SilverBullet MCP Server acts as an MCP bridge that exposes your SilverBullet space as MCP tools and resources, enabling LLMs and other MCP-compatible clients to interact with notes and data through standardized MCP endpoints. It is designed to run alongside a SilverBullet container inside a Docker Compose setup. Clients authenticate using tokens (MCP_TOKEN for clients and SB_AUTH_TOKEN for SilverBullet authentication with the MCP server).

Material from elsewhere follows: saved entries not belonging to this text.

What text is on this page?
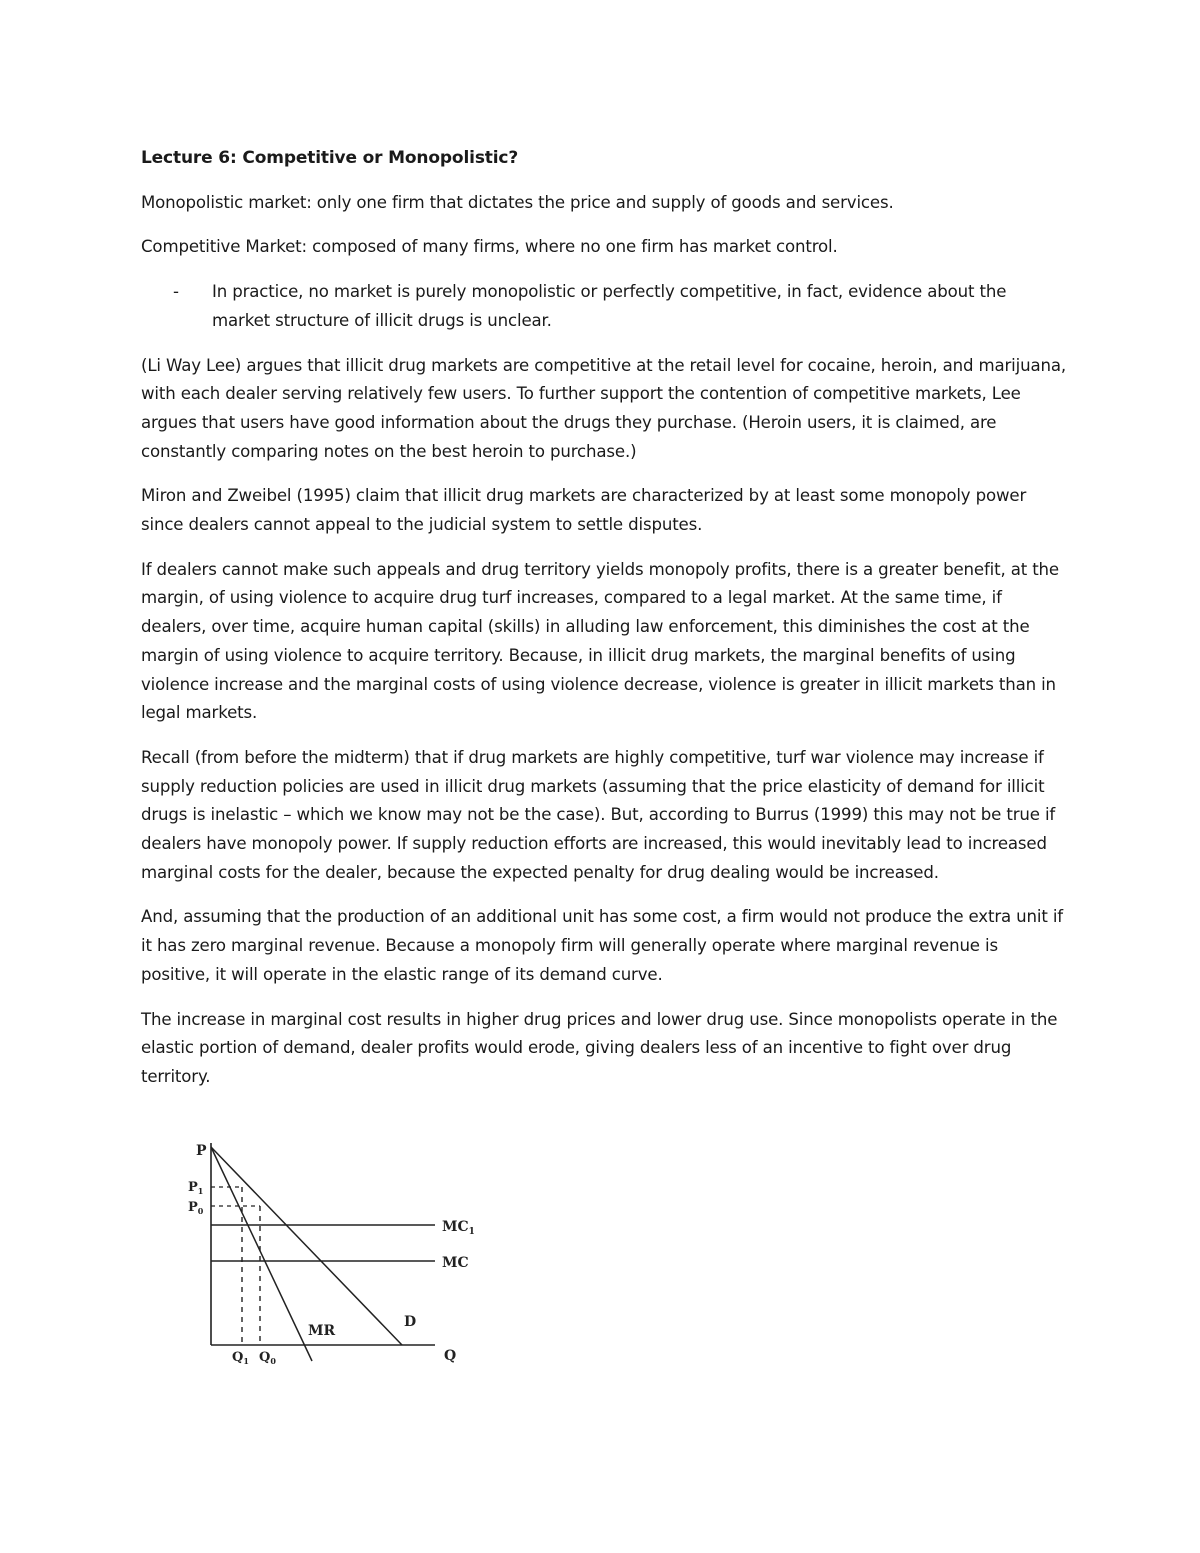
Lecture 6: Competitive or Monopolistic?

Monopolistic market: only one firm that dictates the price and supply of goods and services.

Competitive Market: composed of many firms, where no one firm has market control.

-	In practice, no market is purely monopolistic or perfectly competitive, in fact, evidence about the market structure of illicit drugs is unclear.

(Li Way Lee) argues that illicit drug markets are competitive at the retail level for cocaine, heroin, and marijuana, with each dealer serving relatively few users. To further support the contention of competitive markets, Lee argues that users have good information about the drugs they purchase. (Heroin users, it is claimed, are constantly comparing notes on the best heroin to purchase.)

Miron and Zweibel (1995) claim that illicit drug markets are characterized by at least some monopoly power since dealers cannot appeal to the judicial system to settle disputes.

If dealers cannot make such appeals and drug territory yields monopoly profits, there is a greater benefit, at the margin, of using violence to acquire drug turf increases, compared to a legal market. At the same time, if dealers, over time, acquire human capital (skills) in alluding law enforcement, this diminishes the cost at the margin of using violence to acquire territory. Because, in illicit drug markets, the marginal benefits of using violence increase and the marginal costs of using violence decrease, violence is greater in illicit markets than in legal markets.

Recall (from before the midterm) that if drug markets are highly competitive, turf war violence may increase if supply reduction policies are used in illicit drug markets (assuming that the price elasticity of demand for illicit drugs is inelastic – which we know may not be the case). But, according to Burrus (1999) this may not be true if dealers have monopoly power. If supply reduction efforts are increased, this would inevitably lead to increased marginal costs for the dealer, because the expected penalty for drug dealing would be increased.

And, assuming that the production of an additional unit has some cost, a firm would not produce the extra unit if it has zero marginal revenue. Because a monopoly firm will generally operate where marginal revenue is positive, it will operate in the elastic range of its demand curve.

The increase in marginal cost results in higher drug prices and lower drug use. Since monopolists operate in the elastic portion of demand, dealer profits would erode, giving dealers less of an incentive to fight over drug territory.

P
$P_1$
$P_0$
$MC_1$
MC
MR
D
$Q_1$ $Q_0$	Q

You can connect via direct HTTP to the MCP server or use mcp-remote for stdio-based clients to bridge to the HTTP API. The server exposes an /mcp endpoint that client tools will interact with, and it handles authentication and access to SilverBullet data through MCP tools and resources.

How to install

Prerequisites:

  • Docker and Docker Compose installed on your machine
  • Access to the SilverBullet Docker image and a compatible SilverBullet setup

Install and run:

  1. Clone the repository and navigate into it: git clone <repository-url> cd <repository-name>

  2. Create and configure environment variables:

    • Copy the example env file: cp .env.example .env
    • Edit .env to include: SB_AUTH_TOKEN: your_silverbullet_auth_token MCP_TOKEN: your_mcp_token_for_clients SB_API_BASE_URL: http://silverbullet:3000 (or your SB base URL) PORT: 4000 (or your desired MCP server port)
  3. Start the services with Docker Compose (recommended): docker-compose up --build

  4. If you’re running the MCP server standalone (without docker-compose):

    • Build/pull the SilverBullet MCP image and run it using the provided docker command with the appropriate environment variables: docker run -d -p 4000:4000
      -e SB_AUTH_TOKEN=your_silverbullet_auth_token
      -e MCP_TOKEN=your_mcp_token_for_clients
      -e SB_API_BASE_URL=http://silverbullet:3000
      -e PORT=4000
      silverbullet-mcp-server
  5. Verify: The SilverBullet instance should be accessible at http://localhost:3000 and the MCP server at http://localhost:4000 by default (adjust ports if you changed PORT).

Additional notes

Tips and common issues:

  • Ensure SB_AUTH_TOKEN and MCP_TOKEN are kept secure and not committed to source control.
  • If you use docker-compose, the SB_API_BASE_URL is typically set to http://silverbullet:3000 within the compose network; adjust only if you customize networking.
  • The MCP server uses token-based authentication; when configuring MCP clients (e.g., mcp-remote), pass MCP_TOKEN via headers or configuration as described in the README.
  • If you encounter connection issues, verify that the MCP server container can reach the SilverBullet container at the SB_API_BASE_URL and that the ports are correctly exposed.
  • For stdio-based clients, consider using mcp-remote to bridge to HTTP, and remember to include -y in the arguments if needed for compatibility with your client.
  • If you modify the port, update both the .env PORT value and your client connection URLs accordingly.